Mayo and Sikowitz executive produce alongside Kapital’s Aaron Kaplan, with Dylan Hammalian co-executive producing. The pairing of Mayo and Kaplan isn’t new—both previously collaborated on NBC’s workplace comedy American Auto, where Mayo was a series regular. A follow-up meeting in which Mayo shared stories from her TSA days ultimately sparked the concept for Checkpoint.

Sikowitz, known for his work on Friends, The Goldbergs, The McCarthys, and Rules of Engagement, brings decades of experience running workplace comedies, having served as showrunner on Dr. Ken and Welcome to the Family.

Mayo has continued to rise on both TV and film. She plays a lead opposite Yahya Abdul-Mateen in Disney+’s upcoming Wonder Man and recurs on Maya Rudolph’s Apple TV series Loot. She’s also guest-starred on ABC’s Abbott Elementary, will appear in the network’s Scrubs reboot, and was most recently seen in Freakier Friday.

Kapital Entertainment currently produces CBS’s multi-camera comedy The Neighborhood—now in its eighth and final season—as well as the single-camera offshoot Crutch on Paramount+, and sophomore drama series Watson.

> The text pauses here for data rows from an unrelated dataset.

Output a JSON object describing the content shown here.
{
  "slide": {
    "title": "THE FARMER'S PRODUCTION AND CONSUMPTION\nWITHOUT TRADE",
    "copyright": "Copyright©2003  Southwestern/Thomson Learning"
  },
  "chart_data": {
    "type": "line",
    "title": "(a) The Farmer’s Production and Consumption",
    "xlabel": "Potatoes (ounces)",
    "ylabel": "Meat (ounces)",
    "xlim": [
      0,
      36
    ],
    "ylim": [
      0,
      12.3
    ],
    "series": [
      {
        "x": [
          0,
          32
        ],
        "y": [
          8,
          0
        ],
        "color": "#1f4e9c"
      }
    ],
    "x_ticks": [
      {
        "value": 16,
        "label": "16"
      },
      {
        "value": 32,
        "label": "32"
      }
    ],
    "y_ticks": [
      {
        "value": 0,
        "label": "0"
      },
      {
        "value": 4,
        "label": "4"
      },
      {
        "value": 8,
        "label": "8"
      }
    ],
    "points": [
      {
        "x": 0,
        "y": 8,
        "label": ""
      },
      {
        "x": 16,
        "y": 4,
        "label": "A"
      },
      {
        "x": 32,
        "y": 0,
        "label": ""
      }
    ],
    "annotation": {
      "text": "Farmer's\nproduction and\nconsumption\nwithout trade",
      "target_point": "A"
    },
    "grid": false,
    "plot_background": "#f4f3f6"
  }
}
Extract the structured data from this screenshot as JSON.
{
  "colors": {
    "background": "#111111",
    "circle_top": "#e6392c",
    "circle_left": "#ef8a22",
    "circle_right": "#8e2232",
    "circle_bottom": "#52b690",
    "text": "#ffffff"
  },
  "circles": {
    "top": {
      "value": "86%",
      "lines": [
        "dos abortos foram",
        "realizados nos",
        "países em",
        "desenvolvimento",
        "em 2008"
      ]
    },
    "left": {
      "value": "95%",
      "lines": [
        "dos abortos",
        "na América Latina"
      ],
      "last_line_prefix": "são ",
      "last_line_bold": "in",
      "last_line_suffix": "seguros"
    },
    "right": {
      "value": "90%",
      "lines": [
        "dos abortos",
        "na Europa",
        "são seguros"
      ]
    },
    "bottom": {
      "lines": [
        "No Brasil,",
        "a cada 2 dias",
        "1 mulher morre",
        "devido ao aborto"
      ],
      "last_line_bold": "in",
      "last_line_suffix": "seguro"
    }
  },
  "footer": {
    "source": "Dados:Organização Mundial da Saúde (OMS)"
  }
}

While workplace comedies set in unusual environments have been attempted before, Checkpoint may have found the right “engine” for a TSA-centered story. “Both I and Larry Wilmore have been trying to crack a TSA comedy for the longest time,” said a showrunner recently. “I think a comedy has to have an engine, and in workplace comedies, you need an environment where situations naturally arise each episode.” TSA, it seems, delivers exactly that.